We are all Macaulay Culkin in Home Alone. Or more specifically, we have the power to be Macaulay Culkin in Home Alone and we, for some reason, choose not to. (Honestly why we're not at home watching Angels With Filthy Souls right now when are 100% free to do so is beyond me.) When I was a kid, I imagined adulthood to look exactly like Kevin McAllister's few days of freedom. And there were no words for my disappointment when I realized adulthood was nothing like that at all. (Mainly because if the groceries fell out of our grocery bags like that, most of us would have mental breakdowns and start sobbing on the sidwalk.) So with that in mind, here are five ways we honour our childhood selves — or more specifically, make our inner Kevin McAllisters proud because damn it, we work so hard.
1. We shrink our OWN clothes, thanks
No, YOU don't understand how big of a deal this is. When I was 10 and saw Home Alone for the first time (three years too late, but whatever! I do what I want!), I was in awe of how Kevin knew how to do his own laundry — that he knew what fabric softener was. That's no small feat. I mean, can I be real? Can I tell you that I don't actually know what fabric softener is? I think my family bought it once, but I found it overwhelming, so I removed myself from the situation altogether. But now? Now, NOBODY shrinks my clothes but me. Nobody dyes my white shirts pink BUT ME. Nobody accidentally puts wool in the dryer BUT ME. I am my own boss and my own enemy. And somewhere, 10-year-old Anne is sitting there saying, "Yeah, you do you, girl." (Because she was Drake before Drake was even Drake — you want me to prove it? No.)
2. We eat WHATEVER WE WANT ALL THE TIME
I get that a lot of you are into eating super-healthy, and I respect that, and I love a good leafy green on my pita just like everybody else. But look — as adults we have earned the right to eat garbage food like sundaes and marshmallows and that delicious-looking microwaveable mac-n-cheese entree Kevin never actually started or finished because I think he is a monster. (Really, though, that kid was far too smart for his own good.) So here's this: popcorn at the movies for dinner. A donut for breakfast. These are things are allowed to have because we are like Billy Zane in Titanic and we make our own luck. Remember the threat that we would have ice cream every day for dinner when we grew up? WE ARE GROWN UP NOW. We can eat Halloween candy all year and the only person who can tell us to stop is a doctor concerned about blood sugar. (And for good reason, I guess.)

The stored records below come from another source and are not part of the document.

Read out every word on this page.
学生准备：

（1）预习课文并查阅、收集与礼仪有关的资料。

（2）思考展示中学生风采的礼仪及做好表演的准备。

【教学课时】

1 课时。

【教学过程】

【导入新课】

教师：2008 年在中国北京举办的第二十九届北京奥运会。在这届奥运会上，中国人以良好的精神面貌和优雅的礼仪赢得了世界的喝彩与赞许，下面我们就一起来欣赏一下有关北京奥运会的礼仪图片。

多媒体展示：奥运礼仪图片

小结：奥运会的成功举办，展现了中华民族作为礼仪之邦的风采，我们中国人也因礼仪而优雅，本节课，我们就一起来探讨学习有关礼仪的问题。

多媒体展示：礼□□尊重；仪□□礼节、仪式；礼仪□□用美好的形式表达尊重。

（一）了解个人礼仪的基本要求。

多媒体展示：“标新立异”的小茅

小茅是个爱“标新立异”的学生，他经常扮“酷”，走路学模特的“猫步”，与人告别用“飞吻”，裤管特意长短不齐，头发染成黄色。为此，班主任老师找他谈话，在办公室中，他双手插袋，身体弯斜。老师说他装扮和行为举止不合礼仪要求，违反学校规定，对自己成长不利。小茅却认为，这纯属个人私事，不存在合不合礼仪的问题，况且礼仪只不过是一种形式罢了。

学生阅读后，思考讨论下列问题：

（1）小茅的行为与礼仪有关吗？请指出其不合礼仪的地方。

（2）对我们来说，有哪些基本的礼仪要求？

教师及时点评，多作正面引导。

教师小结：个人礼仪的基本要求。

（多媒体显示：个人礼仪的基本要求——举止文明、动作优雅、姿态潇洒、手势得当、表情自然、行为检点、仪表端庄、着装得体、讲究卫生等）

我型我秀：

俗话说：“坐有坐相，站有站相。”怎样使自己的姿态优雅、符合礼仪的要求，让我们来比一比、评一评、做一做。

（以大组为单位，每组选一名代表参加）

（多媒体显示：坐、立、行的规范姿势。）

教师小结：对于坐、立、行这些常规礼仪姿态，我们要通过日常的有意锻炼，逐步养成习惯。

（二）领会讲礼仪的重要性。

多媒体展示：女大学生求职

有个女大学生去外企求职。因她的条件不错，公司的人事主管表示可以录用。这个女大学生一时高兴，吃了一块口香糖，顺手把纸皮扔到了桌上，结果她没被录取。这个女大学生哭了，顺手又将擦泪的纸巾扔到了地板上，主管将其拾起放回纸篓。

3. We go places –WITHOUT permission (Mom and Dad, so take that)
That's right, Mom and Dad, I'll go to whatever city or whoever's house I want without your approval! Try and stop me! Or don't, because I am 28 and that would be weird. BUT STILL. When I was four, five, six, seven, eight, nine, ten, 11, 12, 13, 14, 15, 16, and 17, I was grounded religiously for going somewhere and not leaving a note or telling anybody any details. And now? Well, okay. I'll probably tell someone. But only because I've seen a lot of Law and Order and live in a world of paranoia and fear.
4. We don't go places
When I didn't want to a party growing up, I begged my parents to tell me I was grounded so I wouldn't have to go. In fact, that was really the only reason for not going to a thing. You were trapped: you had to go to Tiffany's birthday if you were free. You had to. Or else, she would know that you didn't want to go to her party. But now? TOO BAD, TIFFANY. I DON'T WANT TO GO. I love you, but I don't want to go. I would rather take you out for dinner or go shopping or something. But a soiree in a loft? I will pass. I will always pass. And now I am my own parent, and I will ground myself.
5. R-rated movies are FOR US
Now, I'll be honest: I don't even really know what the difference between R and 18-A and 14-A movies really is, but I do know that I can WATCH THEM WHENEVER I WANT. And do you know who can stop me? Only the bank, if my debit card's been compromised or something. But not my parents! And not anybody else! When I was seven, I had to leave a sleepover because they rented The Bodyguard to watch and it was rated R. And fine, I have no idea why those parents let us watch that so young because there's that scene with the bed and the . . . well, you guys have seen it. But do you know what I'd do now? I'd still leave the sleepover, because I hate sleepovers. But then I'd rent the movie MYSELF, or watch it on THE INTERNET, and make seven-year-old me proud. As an adult, I will never deprive myself of Whitney Houston films again. And I will watch them while eating junk food and in the comfort of my own home, and making my own luck, and while wearing the clothes I washed ON MY OWN. (These are the things that mean something to me. This is my life.)